Alberto Perino dei Comitati «No Tav» della Val di Susa, ha detto che le battaglie intraprese dai cittadini come quella del bioetanolo e contro la Tav, non sono mai fini a se stesse. «Ci battiamo per il futuro dei nostri figli - ha affermato Perino - siamo contro chi vuole trasformare l’Italia in una piattaforma logistica e stiamo creando una rete di Comitati che si oppone a certe realizzazioni. Le sole battaglie che si perdono sono quelle che si abbandonano». Anche Olol Jackson, del presidio permanente «Dal Molin» contro l’ampliamento della base Nato di Vicenza, ha spiegato ai rivaltesi che cosa bisogna fare per opporsi a certi insediamenti. «Dobbiamo fare corpo collettivo - ha detto Jackson -, non bisogna permettere che i politici decidano sopra la testa della gente. I nostri governanti devono capire che se tanti cittadini si oppongono a certi insediamenti, un motivo ci sarà pure. Noi non siamo contro la politica del fare, ma siamo per il fare bene. E siamo qui per vincere le battaglie e non per partecipare». Ultimo intervento quello di don Andrea Gallo, l’anziano fondatore e coordinatore della Comunità San Benedetto al Porto di Genova (è presente anche in provincia di Alessandria), che ha elogiato i rivaltesi per la partecipazione in massa alla serata incoraggiandoli a continuare la battaglia in difesa della propria terra.

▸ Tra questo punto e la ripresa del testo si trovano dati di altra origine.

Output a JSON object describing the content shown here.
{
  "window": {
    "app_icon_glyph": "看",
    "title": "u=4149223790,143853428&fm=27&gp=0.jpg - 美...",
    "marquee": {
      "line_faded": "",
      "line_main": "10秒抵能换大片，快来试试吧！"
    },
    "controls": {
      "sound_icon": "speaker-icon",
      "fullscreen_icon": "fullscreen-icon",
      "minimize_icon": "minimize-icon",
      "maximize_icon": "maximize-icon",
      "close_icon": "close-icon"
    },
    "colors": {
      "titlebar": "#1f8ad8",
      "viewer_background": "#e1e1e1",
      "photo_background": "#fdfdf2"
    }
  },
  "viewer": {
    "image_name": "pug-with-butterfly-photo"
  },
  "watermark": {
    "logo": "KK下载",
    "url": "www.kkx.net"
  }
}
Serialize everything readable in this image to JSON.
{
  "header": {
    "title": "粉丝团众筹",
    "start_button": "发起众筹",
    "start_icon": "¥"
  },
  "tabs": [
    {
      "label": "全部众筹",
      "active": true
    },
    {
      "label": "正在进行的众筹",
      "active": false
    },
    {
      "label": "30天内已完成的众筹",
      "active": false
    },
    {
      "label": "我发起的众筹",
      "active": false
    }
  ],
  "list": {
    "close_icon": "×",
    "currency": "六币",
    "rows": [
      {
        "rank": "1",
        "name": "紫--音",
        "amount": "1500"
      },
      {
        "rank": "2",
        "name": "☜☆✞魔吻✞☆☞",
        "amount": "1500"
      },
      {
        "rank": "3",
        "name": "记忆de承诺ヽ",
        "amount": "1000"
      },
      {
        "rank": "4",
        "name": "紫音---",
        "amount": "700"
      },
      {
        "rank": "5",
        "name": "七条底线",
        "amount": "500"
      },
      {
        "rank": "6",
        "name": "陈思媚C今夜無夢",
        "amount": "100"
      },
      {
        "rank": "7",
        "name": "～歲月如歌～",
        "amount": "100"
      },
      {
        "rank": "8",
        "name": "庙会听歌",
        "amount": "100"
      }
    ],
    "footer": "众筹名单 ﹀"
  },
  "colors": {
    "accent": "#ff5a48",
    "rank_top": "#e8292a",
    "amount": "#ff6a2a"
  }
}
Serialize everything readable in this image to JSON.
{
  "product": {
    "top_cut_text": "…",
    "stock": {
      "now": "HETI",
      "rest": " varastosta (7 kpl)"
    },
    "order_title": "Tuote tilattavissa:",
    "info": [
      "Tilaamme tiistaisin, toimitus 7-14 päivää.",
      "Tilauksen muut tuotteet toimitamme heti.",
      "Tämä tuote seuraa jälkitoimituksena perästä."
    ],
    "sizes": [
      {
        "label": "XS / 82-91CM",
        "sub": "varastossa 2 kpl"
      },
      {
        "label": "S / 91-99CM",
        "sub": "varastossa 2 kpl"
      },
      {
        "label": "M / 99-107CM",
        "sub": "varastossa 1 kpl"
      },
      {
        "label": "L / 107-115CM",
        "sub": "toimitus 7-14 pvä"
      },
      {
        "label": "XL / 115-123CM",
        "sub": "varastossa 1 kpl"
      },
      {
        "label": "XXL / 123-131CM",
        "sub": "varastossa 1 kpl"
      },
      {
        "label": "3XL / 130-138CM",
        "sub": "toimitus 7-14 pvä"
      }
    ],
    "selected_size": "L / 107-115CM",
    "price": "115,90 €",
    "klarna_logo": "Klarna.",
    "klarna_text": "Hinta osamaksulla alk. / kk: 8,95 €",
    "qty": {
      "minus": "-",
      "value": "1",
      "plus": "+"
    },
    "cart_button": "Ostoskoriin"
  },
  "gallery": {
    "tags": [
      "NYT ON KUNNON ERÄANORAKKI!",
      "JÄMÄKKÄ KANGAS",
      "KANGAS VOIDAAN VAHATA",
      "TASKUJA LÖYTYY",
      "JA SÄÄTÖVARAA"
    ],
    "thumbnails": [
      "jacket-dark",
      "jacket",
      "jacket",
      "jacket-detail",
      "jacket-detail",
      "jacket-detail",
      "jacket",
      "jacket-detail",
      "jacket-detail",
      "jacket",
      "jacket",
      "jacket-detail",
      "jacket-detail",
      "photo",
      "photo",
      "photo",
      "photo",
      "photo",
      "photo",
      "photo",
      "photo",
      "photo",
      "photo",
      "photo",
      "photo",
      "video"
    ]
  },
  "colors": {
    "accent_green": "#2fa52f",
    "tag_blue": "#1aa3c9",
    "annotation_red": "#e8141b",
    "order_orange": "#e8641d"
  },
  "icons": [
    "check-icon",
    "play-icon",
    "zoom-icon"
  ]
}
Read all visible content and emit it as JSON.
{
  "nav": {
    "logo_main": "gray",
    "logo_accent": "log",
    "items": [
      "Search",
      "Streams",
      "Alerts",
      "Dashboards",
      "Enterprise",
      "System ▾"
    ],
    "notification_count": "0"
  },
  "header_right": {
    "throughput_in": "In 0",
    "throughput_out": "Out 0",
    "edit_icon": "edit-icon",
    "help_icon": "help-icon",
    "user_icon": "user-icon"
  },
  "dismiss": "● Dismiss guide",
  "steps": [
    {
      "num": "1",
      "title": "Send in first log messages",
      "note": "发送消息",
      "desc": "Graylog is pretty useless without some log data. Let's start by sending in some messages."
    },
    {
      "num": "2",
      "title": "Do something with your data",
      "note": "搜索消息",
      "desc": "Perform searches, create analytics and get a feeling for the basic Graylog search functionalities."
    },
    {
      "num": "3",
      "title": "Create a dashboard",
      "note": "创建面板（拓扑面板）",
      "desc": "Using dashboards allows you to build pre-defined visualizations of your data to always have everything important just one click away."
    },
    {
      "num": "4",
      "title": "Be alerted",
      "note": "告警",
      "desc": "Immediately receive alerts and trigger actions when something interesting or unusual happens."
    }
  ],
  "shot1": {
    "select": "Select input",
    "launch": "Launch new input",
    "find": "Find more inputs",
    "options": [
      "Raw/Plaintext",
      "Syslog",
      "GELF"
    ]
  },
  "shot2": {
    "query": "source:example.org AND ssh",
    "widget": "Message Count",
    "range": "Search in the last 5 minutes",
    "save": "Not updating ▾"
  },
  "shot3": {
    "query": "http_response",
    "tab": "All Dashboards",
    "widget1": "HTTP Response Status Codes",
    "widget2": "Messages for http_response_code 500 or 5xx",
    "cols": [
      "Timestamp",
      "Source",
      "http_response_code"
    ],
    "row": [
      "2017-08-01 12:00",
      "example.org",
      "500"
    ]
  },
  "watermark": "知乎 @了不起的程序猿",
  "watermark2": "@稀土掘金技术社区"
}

Al termine dell’assemblea, i componenti del Comitato civico “Per Rivalta Vivibile” hanno invitato tutti a partecipare alla grande manifestazione pubblica del 7 giugno, «una vera e propria prova di forza, che potrà risultare decisiva per il futuro: se dovesse fallire per la scarsa partecipazione, infatti, sarà davvero difficile continuare ad opporsi all’impianto». «Con l’iniziativa svoltasi l’altra sera - commenta Enzo Pernigotti - il Comitato “Per Rivalta Vivibile” ha dato inizio al percorso di lotta alternativo, già preannunciato, contro le prepotenze dell’amministrazione comunale e dei “baroni” locali. L’assemblea pubblica promossa nella frazione aveva lo scopo di far conoscere la nostra lotta ad una platea più ampia di quella locale e a raccogliere consensi e collaborazione fra organizzazioni che hanno già conquistato visibilità a livello nazionale grazie al loro impegno, alla loro capacità organizzativa e alla determinazione nella lotta».